In contrast to the Aaronic priests, the Son “offered one sacrifice for sins forever, and sat down on the right hand of God… For by one offering, he has perfected forever those who are sanctified.” Rather than another animal sacrifice, Jesus offered himself – (Hebrews 10:1-14).


The point of declaring that the Son “sat down on the right hand of God” is not to show that he now reigns supreme over the Cosmos, as true as that is, but that he is our “High Priest, the minister of the Sanctuary and of the True Tabernacle.”

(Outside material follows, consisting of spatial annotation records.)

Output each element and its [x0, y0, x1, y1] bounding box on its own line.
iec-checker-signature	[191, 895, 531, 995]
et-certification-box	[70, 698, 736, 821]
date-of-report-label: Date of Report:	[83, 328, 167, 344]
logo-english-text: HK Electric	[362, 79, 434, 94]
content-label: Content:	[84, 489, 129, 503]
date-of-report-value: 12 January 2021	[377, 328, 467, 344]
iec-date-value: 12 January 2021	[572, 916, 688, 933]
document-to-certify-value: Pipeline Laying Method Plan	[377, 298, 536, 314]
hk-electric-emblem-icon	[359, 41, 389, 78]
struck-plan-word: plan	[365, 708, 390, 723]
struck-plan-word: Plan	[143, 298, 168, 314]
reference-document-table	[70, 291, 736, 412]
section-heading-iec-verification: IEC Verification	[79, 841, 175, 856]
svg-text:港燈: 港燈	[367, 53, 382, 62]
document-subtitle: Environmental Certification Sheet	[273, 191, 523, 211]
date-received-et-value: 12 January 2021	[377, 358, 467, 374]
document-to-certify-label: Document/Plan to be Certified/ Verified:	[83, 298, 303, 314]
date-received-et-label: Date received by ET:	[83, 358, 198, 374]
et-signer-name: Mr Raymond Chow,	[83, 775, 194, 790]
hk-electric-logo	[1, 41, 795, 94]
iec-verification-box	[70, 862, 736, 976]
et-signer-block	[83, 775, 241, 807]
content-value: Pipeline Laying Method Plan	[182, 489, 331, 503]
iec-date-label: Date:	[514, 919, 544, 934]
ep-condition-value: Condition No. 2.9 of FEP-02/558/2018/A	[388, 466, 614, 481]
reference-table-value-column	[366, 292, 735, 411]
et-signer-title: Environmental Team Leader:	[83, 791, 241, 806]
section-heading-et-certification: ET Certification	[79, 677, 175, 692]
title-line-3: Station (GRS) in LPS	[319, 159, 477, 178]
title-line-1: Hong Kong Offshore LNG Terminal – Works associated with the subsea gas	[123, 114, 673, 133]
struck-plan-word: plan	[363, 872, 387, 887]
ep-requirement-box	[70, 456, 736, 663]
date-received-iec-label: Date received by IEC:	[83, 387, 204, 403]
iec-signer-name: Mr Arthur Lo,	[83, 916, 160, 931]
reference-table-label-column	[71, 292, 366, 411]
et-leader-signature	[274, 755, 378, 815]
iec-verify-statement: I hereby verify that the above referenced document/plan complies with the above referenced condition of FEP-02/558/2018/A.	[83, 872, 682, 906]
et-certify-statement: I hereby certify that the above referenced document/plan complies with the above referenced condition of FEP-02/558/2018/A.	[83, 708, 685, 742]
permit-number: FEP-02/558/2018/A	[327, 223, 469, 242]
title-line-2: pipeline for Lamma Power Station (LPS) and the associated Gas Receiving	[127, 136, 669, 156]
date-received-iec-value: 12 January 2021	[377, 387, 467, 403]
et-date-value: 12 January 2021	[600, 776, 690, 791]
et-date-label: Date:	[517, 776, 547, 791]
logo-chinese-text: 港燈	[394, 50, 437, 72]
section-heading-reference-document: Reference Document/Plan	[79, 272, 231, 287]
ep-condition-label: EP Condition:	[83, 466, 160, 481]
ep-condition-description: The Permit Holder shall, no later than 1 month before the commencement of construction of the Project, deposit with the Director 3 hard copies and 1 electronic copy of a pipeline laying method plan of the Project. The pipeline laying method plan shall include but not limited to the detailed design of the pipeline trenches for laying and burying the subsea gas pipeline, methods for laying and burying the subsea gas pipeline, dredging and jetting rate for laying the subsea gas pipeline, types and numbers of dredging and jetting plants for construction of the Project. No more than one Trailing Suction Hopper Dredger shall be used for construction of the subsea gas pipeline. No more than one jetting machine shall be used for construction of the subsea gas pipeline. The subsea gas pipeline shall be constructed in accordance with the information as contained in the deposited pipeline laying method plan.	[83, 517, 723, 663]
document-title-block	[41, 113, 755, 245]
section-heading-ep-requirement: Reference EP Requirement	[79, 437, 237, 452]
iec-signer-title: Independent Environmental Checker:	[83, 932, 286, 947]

The priests under the Levitical system served in a MAN-MADE TENT, one that was a mere “copy and shadow of the heavenly things.” But the Son now intercedes forevermore in the greater Tabernacle “PITCHED BY GOD” – (Hebrews 8:1-13).

As our High Priest, he mediates the “better covenant that has been enacted upon better promises.” By promising the “New Covenant” that does accomplish the forgiveness of sins and cleanses the conscience, the Scriptures declare that the first one is “old and becoming obsolete and near to vanishing away” - (Jeremiah 31:31-34, Hebrews 8:8-13).

Thus, with the advent of the “High Priest after the order of Melchizedek,” the time of the old priesthood with its extensive rituals and repeated animal sacrifices reached its intended conclusion. In Jesus, the new and final era of Salvation History has commenced - “Upon these last days.”